Set to music by Yusuke Awazu and Yuzo Kako, this 20-minute piece, created for the American Dance Festival’s International Choreographers Commissioning Program (ICCP), received its world premiere this month at Duke University’s Reynolds Industries Theater in Durham, N.C.

With a background in ballet and jazz, the Tokyo-born Kitamura began choreographing as a teenager for commercial films, fashion shows and plays. She founded Leni-Basso in 1994 and has since toured with her company to Belgium, China, Chile and the United States.

While Leni-Basso has carved a reputation for multimedia theatrical spectacles, Kitamura on this occasion favored weighty, free-flowing movement — punctuated by moments of quiet, dramatic tension — to speak for itself unhampered by plot or specific characterization.

In “Enact Oneself,” four men and four women traverse shifting, emotional terrain. They dabble at expressing a range of feelings, feelings that are woven into the fabric of human relationships. The subject may not be original — many choreographers from Anna Sokolow to Jirí Kylián have tackled it in some form — but by eschewing sentimentality, Kitamura manages to renew an age-old topic for the most seasoned of dance viewers.

The dance unfolds in a room decorated only by chairs and music stands, a cloister for the creative. Dressed in Debbie Black’s drab street clothes, the four couples seated on chairs slowly turn inward to meet their partners, only to turn away swiftly upon eye contact. They try again, maneuvering each other’s limbs like curious puppeteers. Arms, shoulders and legs are flung outward or are pulled into place. Growing faster and more resistant, their actions reveal a sense of desperation. These people just can’t seem to connect, no matter what they do.

The dancers bring the chairs into a semi-circle, clearing an arena for their inner battles. Introspective solos intersperse with numerous interactions among and between men and women. In one duet, man and woman meet head-on, their arms defiantly thrust forward, as if locked in a bullfight. Others sit back and watch the encounters like bystanders observing a public quarrel, a spectator sport. Popcorn, anyone?

Just as the dance reaches a rousing, chaotic climax — complete with sheets of white paper strewn everywhere — things skid to a halt. The dancers, now standing in an arc, reach out gingerly with one hand, only to recoil in fear. This concluding image, with its once-bitten-twice-shy connotations, is a sober reminder of our social ineptitude.

“Enact Oneself” came alive in the young, alert bodies of Monica Coates, Shawn Evangelista, Jennifer Felton, Daniel Linehan, Anna Marks, Reba Mehan, Maungsai Somboon and Matthew Sweeney.
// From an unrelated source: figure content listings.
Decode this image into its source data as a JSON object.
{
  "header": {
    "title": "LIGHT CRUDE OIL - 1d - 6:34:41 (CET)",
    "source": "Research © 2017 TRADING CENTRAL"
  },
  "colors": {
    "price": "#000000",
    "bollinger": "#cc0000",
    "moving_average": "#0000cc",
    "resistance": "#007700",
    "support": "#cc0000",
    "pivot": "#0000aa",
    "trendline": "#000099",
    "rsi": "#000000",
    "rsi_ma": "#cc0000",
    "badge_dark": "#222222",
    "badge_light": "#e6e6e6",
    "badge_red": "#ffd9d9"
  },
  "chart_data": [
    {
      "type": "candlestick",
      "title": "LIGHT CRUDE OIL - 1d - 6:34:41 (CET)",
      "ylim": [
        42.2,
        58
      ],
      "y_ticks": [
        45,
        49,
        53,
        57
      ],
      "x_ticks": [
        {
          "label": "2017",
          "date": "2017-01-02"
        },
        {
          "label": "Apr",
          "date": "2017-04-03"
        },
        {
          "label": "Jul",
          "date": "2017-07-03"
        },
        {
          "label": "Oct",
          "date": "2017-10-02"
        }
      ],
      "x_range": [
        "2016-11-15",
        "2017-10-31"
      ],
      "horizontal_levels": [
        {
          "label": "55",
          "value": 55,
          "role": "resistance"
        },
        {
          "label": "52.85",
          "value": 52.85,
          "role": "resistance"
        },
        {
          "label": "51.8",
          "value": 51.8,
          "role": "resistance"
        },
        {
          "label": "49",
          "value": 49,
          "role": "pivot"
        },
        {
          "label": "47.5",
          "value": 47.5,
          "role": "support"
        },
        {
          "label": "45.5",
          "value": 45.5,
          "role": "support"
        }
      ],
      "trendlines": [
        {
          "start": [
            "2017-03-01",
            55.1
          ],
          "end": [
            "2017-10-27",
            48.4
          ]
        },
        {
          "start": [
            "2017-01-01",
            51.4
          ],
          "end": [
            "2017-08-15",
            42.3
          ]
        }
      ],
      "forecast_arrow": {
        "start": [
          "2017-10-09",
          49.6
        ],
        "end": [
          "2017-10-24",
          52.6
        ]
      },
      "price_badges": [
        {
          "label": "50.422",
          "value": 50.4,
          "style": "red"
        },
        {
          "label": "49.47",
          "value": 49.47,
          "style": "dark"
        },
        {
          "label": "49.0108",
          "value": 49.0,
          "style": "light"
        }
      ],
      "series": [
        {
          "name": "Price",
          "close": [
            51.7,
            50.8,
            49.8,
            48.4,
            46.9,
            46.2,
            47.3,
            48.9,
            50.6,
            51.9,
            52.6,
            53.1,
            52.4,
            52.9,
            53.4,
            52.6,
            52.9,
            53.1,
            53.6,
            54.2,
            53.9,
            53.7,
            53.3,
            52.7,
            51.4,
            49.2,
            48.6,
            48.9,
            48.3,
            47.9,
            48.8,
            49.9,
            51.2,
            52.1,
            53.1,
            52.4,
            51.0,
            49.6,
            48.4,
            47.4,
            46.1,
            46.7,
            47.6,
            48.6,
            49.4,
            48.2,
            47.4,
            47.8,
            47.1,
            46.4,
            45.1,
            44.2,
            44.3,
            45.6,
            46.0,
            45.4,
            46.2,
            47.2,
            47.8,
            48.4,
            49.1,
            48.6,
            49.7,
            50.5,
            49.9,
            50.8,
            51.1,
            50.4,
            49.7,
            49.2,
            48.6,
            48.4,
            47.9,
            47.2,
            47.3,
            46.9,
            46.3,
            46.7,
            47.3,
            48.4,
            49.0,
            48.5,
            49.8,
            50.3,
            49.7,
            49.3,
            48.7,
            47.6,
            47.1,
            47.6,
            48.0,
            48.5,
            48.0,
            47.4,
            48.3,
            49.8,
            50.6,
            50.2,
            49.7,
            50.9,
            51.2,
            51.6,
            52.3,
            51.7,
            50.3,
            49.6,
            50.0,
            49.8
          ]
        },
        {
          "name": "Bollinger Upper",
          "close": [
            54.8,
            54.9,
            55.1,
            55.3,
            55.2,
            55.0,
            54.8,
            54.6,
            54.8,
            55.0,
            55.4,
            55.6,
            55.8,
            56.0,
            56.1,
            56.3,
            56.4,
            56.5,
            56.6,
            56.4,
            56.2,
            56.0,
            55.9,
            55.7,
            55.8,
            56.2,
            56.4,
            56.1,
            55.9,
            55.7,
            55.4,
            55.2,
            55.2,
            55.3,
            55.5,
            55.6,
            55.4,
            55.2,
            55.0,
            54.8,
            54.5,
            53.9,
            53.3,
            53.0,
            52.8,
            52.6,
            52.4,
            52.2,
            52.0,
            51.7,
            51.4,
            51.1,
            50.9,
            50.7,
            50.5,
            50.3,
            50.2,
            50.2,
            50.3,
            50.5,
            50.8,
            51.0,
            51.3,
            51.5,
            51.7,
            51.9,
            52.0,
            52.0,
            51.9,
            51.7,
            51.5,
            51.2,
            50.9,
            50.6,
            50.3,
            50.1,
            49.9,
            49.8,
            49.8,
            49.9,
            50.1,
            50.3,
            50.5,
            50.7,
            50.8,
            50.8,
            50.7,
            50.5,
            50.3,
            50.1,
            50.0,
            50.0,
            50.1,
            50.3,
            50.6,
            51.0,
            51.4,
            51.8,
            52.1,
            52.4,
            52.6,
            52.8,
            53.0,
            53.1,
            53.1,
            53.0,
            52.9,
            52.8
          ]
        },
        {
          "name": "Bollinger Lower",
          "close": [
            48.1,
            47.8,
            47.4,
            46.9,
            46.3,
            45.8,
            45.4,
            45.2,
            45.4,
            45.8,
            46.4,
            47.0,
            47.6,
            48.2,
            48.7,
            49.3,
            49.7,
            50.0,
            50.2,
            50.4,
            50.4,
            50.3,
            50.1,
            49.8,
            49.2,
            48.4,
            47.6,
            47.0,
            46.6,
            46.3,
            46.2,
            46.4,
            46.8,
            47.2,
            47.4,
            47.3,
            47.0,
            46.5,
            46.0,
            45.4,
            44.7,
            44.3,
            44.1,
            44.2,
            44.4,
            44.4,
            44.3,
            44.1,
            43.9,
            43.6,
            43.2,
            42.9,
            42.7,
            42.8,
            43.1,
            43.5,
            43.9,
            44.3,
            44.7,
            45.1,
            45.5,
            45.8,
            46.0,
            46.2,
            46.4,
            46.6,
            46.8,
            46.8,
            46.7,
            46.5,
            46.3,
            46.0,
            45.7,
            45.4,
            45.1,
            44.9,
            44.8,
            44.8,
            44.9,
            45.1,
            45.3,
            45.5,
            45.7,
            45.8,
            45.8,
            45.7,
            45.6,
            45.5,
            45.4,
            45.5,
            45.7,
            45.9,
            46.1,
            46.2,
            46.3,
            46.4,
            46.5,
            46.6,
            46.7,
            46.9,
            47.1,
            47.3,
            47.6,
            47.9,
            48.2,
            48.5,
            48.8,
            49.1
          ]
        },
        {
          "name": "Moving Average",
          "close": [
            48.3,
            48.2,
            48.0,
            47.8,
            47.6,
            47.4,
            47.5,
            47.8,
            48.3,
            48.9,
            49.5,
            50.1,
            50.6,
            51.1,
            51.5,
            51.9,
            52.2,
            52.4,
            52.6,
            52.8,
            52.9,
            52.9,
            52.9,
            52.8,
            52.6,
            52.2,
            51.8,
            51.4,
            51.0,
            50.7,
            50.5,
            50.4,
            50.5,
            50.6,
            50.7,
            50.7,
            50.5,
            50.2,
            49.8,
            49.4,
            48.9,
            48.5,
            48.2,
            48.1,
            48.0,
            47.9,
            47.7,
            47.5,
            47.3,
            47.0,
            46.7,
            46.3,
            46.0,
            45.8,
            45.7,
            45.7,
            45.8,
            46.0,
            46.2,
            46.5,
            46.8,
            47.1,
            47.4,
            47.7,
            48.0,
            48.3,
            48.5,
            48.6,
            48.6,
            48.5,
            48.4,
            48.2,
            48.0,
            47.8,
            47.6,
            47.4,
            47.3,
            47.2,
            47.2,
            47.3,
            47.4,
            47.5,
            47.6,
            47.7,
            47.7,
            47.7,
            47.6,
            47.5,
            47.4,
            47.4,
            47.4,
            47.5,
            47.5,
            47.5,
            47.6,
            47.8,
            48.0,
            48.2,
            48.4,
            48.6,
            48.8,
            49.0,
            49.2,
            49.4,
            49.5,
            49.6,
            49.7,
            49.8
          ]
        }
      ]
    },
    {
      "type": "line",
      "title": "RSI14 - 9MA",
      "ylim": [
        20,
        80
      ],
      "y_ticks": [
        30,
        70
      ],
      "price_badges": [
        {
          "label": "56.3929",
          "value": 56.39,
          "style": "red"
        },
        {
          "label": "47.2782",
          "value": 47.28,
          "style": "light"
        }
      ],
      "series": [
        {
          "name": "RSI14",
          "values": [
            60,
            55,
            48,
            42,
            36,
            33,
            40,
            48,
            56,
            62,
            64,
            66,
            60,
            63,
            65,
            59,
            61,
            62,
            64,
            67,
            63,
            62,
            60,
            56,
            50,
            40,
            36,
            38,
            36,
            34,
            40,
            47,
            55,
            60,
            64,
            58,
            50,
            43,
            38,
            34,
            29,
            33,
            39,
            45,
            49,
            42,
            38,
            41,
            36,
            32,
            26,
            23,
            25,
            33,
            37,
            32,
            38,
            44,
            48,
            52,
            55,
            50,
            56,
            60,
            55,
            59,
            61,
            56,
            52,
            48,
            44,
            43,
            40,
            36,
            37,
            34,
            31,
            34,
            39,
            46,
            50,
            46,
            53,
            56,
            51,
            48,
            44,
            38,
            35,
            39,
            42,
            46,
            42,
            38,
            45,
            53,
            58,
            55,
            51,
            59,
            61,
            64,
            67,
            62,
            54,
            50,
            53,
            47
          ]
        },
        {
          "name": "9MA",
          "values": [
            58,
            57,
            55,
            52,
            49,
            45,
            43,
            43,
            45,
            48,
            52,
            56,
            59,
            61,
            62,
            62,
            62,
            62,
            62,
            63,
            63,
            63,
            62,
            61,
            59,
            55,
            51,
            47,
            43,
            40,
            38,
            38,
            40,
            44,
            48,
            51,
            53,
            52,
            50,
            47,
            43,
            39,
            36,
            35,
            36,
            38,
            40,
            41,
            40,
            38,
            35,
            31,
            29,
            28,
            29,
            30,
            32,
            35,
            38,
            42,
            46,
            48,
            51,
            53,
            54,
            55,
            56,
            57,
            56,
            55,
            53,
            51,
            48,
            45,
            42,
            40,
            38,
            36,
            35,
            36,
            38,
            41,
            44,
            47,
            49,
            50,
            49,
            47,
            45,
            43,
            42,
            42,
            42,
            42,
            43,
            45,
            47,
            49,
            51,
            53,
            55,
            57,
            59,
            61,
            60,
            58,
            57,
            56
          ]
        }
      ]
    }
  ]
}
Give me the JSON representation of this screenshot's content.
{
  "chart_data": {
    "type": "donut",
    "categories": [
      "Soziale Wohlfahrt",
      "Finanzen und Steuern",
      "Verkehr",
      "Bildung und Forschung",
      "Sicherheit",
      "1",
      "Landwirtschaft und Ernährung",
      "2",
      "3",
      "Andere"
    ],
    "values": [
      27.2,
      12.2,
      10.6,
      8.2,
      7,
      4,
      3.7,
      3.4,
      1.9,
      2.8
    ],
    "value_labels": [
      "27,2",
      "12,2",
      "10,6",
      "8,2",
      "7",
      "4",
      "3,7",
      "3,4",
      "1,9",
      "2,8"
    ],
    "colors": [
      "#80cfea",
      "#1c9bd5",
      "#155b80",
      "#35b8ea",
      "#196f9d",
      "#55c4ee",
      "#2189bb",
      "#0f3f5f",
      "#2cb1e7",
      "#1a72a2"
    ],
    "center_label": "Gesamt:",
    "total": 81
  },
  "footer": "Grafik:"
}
David Ferri’s elegant lighting schemes suitably shaded and highlighted the stage action.

Also on the ICCP lineup were “POST-C.A.R.D.S.” by French native Dominique Boivin, a cool, speedy dance of recollection and revisitation; and Tatiana Baganova’s “Lazy Susan,” in which a formal party is the backdrop for amusing hijinks with apples, wires and a trampoline.